The all-stock deal between Aberdeen and Standard Life will be strategically and financially beneficial to both firms. Indeed, the Combined Group will result in a truly global distribution platform, having increased scale, enhanced proximity to clients, and combined AUM of £581bn.

From the financial perspective, the merger is expected to create a diversified world-class investment company both in terms of revenues and in terms of earnings. Incremental revenue synergies are expected to result from complementary product capabilities and minimal client overlap. Additionally, for what concerns value creation, the announced merger is expected to generate approximately £200m annual pre-tax run-rate cost synergies, full run-rate synergies to be achieved three years after completion, and, finally, incremental revenue synergies coming from the improved strategic positioning of the Combined Group.

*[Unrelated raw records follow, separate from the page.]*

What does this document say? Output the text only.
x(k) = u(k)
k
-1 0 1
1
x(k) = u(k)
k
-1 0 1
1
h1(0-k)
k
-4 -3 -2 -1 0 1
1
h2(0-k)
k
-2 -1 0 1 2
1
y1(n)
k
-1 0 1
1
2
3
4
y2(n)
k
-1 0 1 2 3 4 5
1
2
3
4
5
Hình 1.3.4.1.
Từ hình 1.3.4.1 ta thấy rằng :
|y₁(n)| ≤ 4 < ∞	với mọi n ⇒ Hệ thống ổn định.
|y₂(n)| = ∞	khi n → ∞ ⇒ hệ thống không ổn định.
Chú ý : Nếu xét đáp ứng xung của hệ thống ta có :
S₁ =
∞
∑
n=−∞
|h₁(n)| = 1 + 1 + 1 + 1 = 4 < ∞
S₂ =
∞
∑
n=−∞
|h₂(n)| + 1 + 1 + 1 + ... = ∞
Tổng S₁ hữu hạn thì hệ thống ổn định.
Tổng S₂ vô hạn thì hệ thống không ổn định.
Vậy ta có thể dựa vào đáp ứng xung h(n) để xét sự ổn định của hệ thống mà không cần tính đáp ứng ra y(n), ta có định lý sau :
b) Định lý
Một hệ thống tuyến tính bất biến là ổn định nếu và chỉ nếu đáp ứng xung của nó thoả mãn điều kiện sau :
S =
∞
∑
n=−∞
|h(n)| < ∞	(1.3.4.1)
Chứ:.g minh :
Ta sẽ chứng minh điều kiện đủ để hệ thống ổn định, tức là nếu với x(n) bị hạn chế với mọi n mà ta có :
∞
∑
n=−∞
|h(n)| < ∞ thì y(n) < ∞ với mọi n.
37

Mr. Keith Skeoch, CEO of Standard Life, stated: “We strongly believe that we can build on the strength of the existing Standard Life business by combining with Aberdeen to create one of the largest active investment managers in the world and deliver significant value for all of our stakeholders.” At the same time, Mr. Martin Gilbert, CEO of Aberdeen, confirmed how the Combined Entity shall bring financial strength, diversity of customer base and global reach to the firms so that the increased-scale business will be able to effectively compete on the global stage. Indeed, this transaction reflects the mission of both players to deliver first-class service to their customers while investing in diversification and growth, and focusing on financial discipline.

Market Reaction

On March 6, 2017, Aberdeen’s stock price jumped by 6.8% from £285.7 and Standard Life’s shares rose by 8.7% topping £412. Interestingly, in the 3 days after the announcement both stocks have declined in value and, as of March 9, 2017, are now trading at pre-deal levels.

Advisors

JP Morgan, Cazenove Capital, and Credit Suisse served as financial advisors to Aberdeen, while Goldman Sachs advised Standard Life.